Budget Plan From Governor, Democratic Legislative Leaders Draws Fire From Frederick County Republican

Senator Bill Folden says it’s more taxes and fees.

Frederick County  Senator Bill Folden

Frederick, Md (KM) The 2025 Maryland General Assembly needs to vote on a balanced budget before its session ends next month. Governor Wes Moore, House of Delegates Speaker Adrienne Jones and Senate President Bill Ferguson have put together a plan to help close the state’s budget gap of over $3 billion. It relies less on personal income tax increases, and more on spending cuts. There is an increase in taxes on Maryland’s wealthiest citizens, and a reduction or no change when it comes to taxes levied on 94 percent of the state’s population.

There is no business-to-business tax, or a fee on retail deliveries as was discussed previously. . But there is 3 percent tax on data and information technology services.

“We can start by unpacking with just some baby wipes,” says Frederick County Republican State Senator Bill Folden. “It’s terrible.”

Folden, who was a recent guest on WFMD”s “Morning News Express,”  says it’s more of the same. “It’s just more fees and burdens on everyday Marylanders and small business owners. It’s just making it more difficult to live in state that we all live in and grew up in for many, and love,”  he says.

Senator Folden commented on the part of the plan that taxes at a 3 percent rate   data and information technology services. “A lot of people say ‘aw good, the business-to-business tax is gone.’ But the Governor was very strategic in his wording when he said there would be no broad business-to-business tax. And I posted about that saying ‘broad is just another way of saying we’re just going to focus in on a few that are going to get us the most money,'” he said.

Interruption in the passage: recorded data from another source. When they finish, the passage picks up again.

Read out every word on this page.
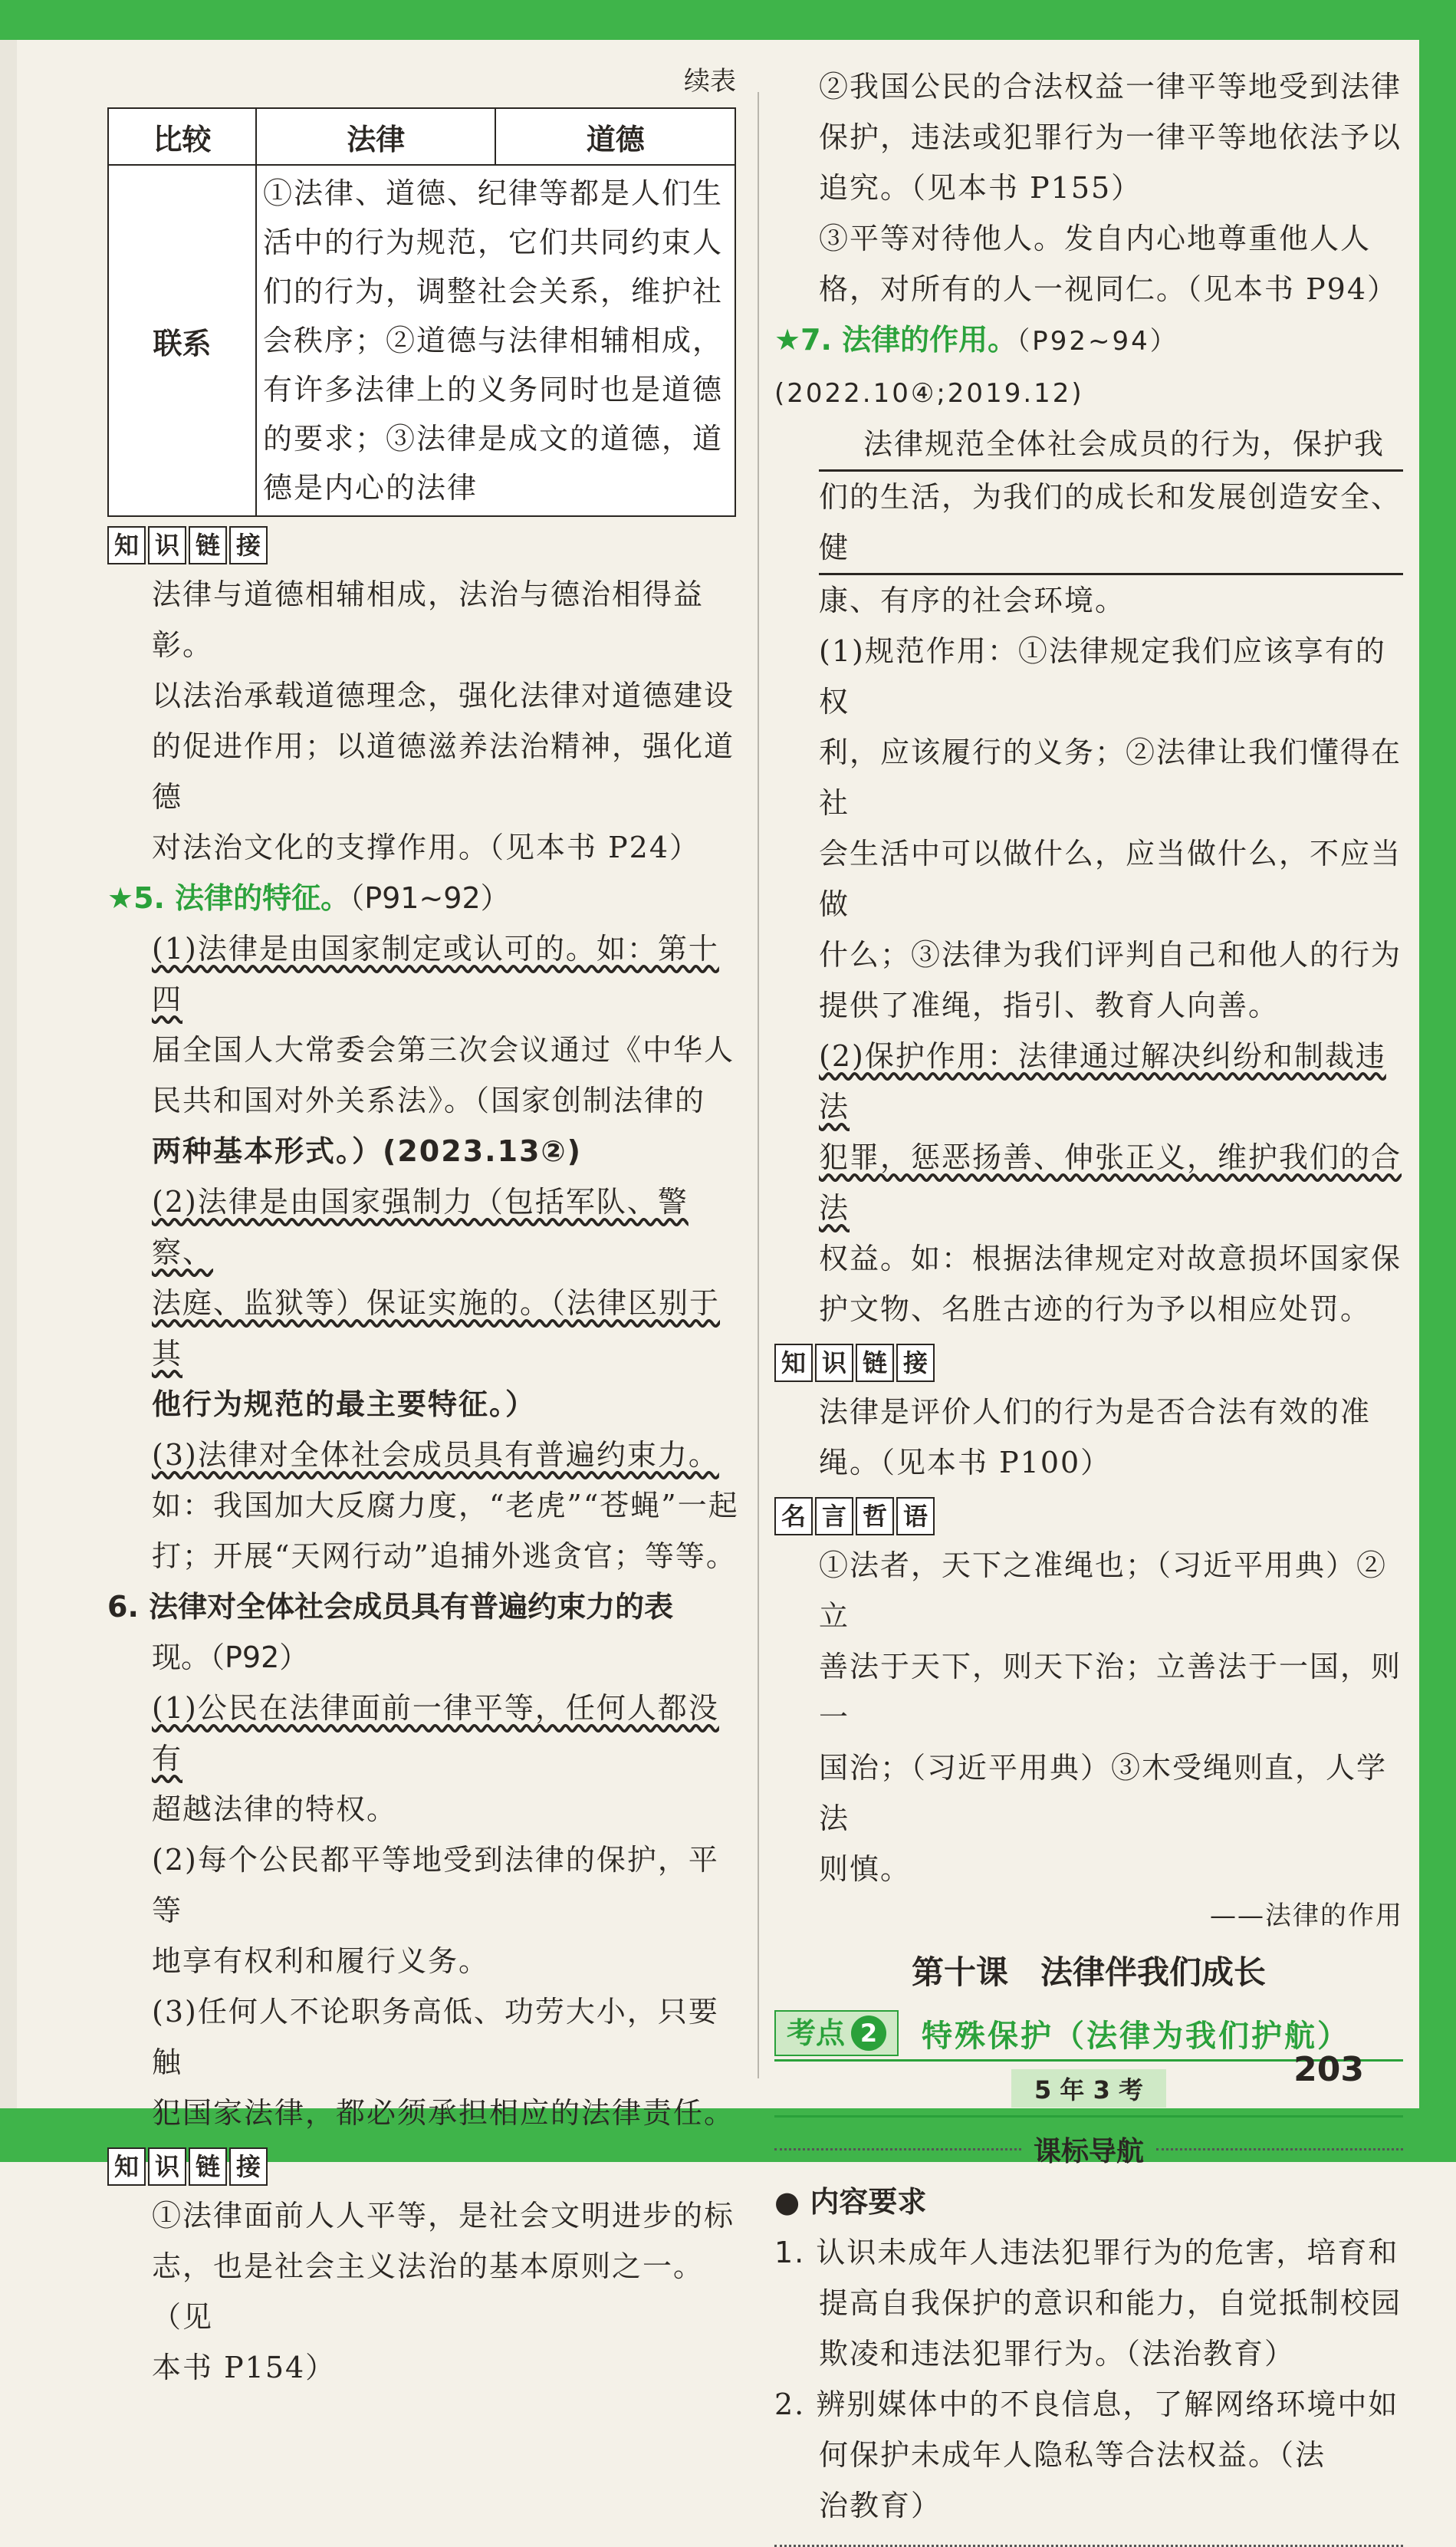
续表
比较	法律	道德
联系	①法律、道德、纪律等都是人们生活中的行为规范，它们共同约束人们的行为，调整社会关系，维护社会秩序；②道德与法律相辅相成，有许多法律上的义务同时也是道德的要求；③法律是成文的道德，道德是内心的法律	
知 识 链 接

法律与道德相辅相成，法治与德治相得益彰。

以法治承载道德理念，强化法律对道德建设

的促进作用；以道德滋养法治精神，强化道德

对法治文化的支撑作用。（见本书 P24）

★5. 法律的特征。（P91~92）

(1)法律是由国家制定或认可的。如：第十四

届全国人大常委会第三次会议通过《中华人

民共和国对外关系法》。（国家创制法律的

两种基本形式。）(2023.13②)

(2)法律是由国家强制力（包括军队、警察、

法庭、监狱等）保证实施的。（法律区别于其

他行为规范的最主要特征。）

(3)法律对全体社会成员具有普遍约束力。

如：我国加大反腐力度，“老虎”“苍蝇”一起

打；开展“天网行动”追捕外逃贪官；等等。

6. 法律对全体社会成员具有普遍约束力的表
现。（P92）

(1)公民在法律面前一律平等，任何人都没有

超越法律的特权。

(2)每个公民都平等地受到法律的保护，平等

地享有权利和履行义务。

(3)任何人不论职务高低、功劳大小，只要触

犯国家法律，都必须承担相应的法律责任。

知 识 链 接

①法律面前人人平等，是社会文明进步的标

志，也是社会主义法治的基本原则之一。（见

本书 P154）

②我国公民的合法权益一律平等地受到法律

保护，违法或犯罪行为一律平等地依法予以

追究。（见本书 P155）

③平等对待他人。发自内心地尊重他人人

格，对所有的人一视同仁。（见本书 P94）

★7. 法律的作用。（P92~94）(2022.10④;2019.12)

法律规范全体社会成员的行为，保护我

们的生活，为我们的成长和发展创造安全、健

康、有序的社会环境。

(1)规范作用：①法律规定我们应该享有的权

利，应该履行的义务；②法律让我们懂得在社

会生活中可以做什么，应当做什么，不应当做

什么；③法律为我们评判自己和他人的行为

提供了准绳，指引、教育人向善。

(2)保护作用：法律通过解决纠纷和制裁违法

犯罪，惩恶扬善、伸张正义，维护我们的合法

权益。如：根据法律规定对故意损坏国家保

护文物、名胜古迹的行为予以相应处罚。

知 识 链 接

法律是评价人们的行为是否合法有效的准

绳。（见本书 P100）

名 言 哲 语

①法者，天下之准绳也；（习近平用典）②立

善法于天下，则天下治；立善法于一国，则一

国治；（习近平用典）③木受绳则直，人学法

则慎。

——法律的作用
第十课　法律伴我们成长
考点 2 特殊保护（法律为我们护航）
5 年 3 考
课标导航
● 内容要求

1. 认识未成年人违法犯罪行为的危害，培育和

提高自我保护的意识和能力，自觉抵制校园

欺凌和违法犯罪行为。（法治教育）

2. 辨别媒体中的不良信息，了解网络环境中如

何保护未成年人隐私等合法权益。（法

治教育）

203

“Regardless of what businesses it applies to, fellas, it’s going to affect those industries and it’s going to be passed on to the consumer. There’s no other way for them to survive,” says Folden.

Maryland needs to be more business friendly, and not rely mostly on federal workers who live within the immediate Washington DC area.

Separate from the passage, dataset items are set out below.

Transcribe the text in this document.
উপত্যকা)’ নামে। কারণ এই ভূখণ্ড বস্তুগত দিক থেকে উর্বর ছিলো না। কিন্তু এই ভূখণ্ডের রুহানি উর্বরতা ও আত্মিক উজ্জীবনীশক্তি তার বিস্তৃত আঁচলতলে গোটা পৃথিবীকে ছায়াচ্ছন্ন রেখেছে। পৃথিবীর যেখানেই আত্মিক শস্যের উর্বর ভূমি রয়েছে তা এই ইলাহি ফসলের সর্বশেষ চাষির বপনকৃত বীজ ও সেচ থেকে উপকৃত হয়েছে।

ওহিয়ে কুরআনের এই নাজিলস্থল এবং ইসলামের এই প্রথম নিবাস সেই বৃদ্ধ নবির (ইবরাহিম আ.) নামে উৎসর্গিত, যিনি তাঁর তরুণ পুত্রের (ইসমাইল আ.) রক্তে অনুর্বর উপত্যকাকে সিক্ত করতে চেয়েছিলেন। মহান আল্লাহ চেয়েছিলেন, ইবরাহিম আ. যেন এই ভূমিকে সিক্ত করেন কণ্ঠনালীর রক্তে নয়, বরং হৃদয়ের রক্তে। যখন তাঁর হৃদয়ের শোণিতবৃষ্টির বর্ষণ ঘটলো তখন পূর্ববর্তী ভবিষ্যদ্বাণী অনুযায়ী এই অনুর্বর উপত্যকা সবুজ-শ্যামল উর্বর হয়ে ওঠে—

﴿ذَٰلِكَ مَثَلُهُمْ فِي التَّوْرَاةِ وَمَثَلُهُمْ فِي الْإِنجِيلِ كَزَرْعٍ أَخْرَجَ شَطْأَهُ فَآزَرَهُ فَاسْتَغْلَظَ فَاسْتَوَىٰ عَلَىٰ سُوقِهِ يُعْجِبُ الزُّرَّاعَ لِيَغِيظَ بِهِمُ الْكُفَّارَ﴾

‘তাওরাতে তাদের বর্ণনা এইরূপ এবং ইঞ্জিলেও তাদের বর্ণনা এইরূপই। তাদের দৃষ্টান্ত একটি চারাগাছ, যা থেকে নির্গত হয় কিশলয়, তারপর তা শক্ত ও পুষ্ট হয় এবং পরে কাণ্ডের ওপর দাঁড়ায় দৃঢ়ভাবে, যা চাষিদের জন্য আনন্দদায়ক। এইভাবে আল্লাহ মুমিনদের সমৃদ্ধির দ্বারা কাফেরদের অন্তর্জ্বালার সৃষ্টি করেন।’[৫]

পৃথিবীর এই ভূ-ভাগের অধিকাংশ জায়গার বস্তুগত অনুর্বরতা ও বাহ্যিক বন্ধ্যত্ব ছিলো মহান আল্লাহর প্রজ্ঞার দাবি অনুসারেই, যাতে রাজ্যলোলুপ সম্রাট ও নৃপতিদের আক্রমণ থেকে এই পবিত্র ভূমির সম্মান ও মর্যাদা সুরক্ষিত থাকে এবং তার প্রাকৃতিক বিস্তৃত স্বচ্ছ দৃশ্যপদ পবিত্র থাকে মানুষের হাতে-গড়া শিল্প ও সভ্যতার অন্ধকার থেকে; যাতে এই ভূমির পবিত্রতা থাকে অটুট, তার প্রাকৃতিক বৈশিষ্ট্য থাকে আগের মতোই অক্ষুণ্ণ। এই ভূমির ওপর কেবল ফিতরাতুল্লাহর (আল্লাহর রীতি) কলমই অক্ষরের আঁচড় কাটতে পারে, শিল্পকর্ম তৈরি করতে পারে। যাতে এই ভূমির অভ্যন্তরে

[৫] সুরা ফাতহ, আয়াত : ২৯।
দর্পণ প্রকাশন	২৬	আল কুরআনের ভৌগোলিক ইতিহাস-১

When this budget plan comes before the General Assembly, Folden says he expects Democrats will vote for it, including those in the Frederick County Delegation. “If you’re to see the delegation, it’s going to be along party lines,:” he says.  “The Democrats vote with what the upper left button says. There’s very few that vote their conscience and are willing to buck the system because they all have their own programs they want to get through.”

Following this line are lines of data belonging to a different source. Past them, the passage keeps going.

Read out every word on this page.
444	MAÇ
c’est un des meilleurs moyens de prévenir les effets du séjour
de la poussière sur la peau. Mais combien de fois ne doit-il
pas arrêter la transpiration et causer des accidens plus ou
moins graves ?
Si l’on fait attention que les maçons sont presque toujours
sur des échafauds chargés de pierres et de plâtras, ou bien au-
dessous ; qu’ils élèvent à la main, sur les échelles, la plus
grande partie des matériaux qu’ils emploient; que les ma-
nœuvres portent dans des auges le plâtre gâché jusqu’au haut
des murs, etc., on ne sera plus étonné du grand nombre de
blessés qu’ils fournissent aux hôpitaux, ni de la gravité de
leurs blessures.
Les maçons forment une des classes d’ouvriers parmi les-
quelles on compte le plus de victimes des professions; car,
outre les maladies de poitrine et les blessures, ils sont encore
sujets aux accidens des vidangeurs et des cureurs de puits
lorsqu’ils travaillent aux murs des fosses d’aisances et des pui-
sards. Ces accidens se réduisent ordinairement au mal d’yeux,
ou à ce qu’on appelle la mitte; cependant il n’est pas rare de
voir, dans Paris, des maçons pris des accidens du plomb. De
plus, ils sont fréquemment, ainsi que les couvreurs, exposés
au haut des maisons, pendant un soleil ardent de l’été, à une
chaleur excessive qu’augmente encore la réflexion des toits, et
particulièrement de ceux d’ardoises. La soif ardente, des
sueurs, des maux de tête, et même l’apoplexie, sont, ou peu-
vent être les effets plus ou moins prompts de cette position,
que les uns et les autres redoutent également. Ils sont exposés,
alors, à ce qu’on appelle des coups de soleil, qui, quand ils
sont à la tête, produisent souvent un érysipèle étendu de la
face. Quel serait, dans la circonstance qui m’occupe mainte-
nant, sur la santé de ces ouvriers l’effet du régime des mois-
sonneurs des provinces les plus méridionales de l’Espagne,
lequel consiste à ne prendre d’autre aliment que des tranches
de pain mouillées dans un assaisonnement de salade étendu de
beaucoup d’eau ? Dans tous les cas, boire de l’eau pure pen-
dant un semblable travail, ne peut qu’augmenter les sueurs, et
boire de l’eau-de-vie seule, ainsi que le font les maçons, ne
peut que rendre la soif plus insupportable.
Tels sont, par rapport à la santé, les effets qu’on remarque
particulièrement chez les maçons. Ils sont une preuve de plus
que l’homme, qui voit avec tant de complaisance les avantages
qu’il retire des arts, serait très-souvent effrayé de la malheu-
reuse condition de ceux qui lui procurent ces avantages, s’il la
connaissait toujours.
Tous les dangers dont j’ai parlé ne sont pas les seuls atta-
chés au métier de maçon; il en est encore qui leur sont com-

As for Senator Folden, he says it’s a “no”  vote. “I won’t do it until they do some serious cuts and go and take away the special interest programs that have been on the books, some of them 15 or 20 years, and start carving them out. because they don’t even keep track of the value of the programs in a lot of case,”: he says.

The General Assembly needs to vote on a balanced budget before it  adjourns  sine die on April 7th, 2025.